I often take a three-step approach when a bug sneaks into a codebase.

  1. Fix the immediate bug
  2. Sweep the codebase for more occurrences
  3. Try to prevent this class of bugs.

Recently I’ve found a bug that caused 500 HTTP errors instead of 400 on missing parameters. The stack trace was very, very long.

I dug into it and found that we passed nil somewhere deep down the stack where we expected a string value. But the actual problem was much higher in the controller:

field = Map.get(params, "field")
Conext.do_stuff(..., field, ...)

The problem with Map.get/2 is that it doesn’t enforce that the field exists, and we pass nil down the stack. There are other issues with this code:

I think that get is such a common verb in programming that we use it without thinking. I am guilty of it myself. During my career, I’ve seen many examples where programmers used Map.get/2 instead of other access functions. During step two of my three-step approach, I’ve found that it is also pretty frequent in our codebases.
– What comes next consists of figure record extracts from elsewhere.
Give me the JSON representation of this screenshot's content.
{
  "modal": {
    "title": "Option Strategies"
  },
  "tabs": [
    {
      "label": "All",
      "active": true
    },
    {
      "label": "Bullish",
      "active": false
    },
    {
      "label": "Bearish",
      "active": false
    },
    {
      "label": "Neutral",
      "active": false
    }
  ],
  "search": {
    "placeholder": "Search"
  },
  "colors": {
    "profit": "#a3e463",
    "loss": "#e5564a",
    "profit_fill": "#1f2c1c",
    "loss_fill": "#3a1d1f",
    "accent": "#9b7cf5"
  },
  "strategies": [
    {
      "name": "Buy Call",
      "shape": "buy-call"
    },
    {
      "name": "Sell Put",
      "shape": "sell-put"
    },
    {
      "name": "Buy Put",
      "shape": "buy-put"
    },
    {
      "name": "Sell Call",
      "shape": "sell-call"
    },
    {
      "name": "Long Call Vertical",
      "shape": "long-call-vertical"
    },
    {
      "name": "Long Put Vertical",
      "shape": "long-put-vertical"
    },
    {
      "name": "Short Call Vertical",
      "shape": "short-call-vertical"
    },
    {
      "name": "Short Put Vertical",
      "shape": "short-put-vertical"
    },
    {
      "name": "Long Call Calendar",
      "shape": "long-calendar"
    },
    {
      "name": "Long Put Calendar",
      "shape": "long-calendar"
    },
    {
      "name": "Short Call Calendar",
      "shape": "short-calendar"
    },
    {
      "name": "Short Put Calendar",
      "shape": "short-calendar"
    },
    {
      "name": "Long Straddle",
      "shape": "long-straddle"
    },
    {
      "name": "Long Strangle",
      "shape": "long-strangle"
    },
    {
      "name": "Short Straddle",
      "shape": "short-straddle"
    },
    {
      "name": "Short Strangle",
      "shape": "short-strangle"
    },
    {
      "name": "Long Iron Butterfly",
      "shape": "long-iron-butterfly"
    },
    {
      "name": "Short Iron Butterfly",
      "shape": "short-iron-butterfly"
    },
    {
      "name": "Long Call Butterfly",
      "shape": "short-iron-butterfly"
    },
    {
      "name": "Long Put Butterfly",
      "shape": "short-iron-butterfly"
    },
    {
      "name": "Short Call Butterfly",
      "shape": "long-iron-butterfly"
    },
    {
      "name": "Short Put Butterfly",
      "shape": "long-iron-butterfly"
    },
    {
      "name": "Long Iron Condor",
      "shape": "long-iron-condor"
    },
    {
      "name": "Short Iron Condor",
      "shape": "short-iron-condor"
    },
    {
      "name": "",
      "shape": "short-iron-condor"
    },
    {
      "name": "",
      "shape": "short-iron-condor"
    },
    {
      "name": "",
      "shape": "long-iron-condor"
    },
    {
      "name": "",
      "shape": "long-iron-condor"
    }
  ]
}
Step three got me thinking. How can we automatically detect if Map.get/2 really expects nil values?

We decided to ban it completely with a credo check.

If someone expects nil as a default, it is easy to show by using Map.get(map, field, nil). In all other cases, using fetch with and without ! seems a better idea.

There is more! This pattern also applies to Keyword.get/2, System.get_env/1 and Application.get_env/2. I’d rather crash on startup if I forgot to pass environment variables/set config values. Most deployment pipelines start the new instances and check their health before shutting down the old ones. I want to crash then and there instead of starting up a half-working service.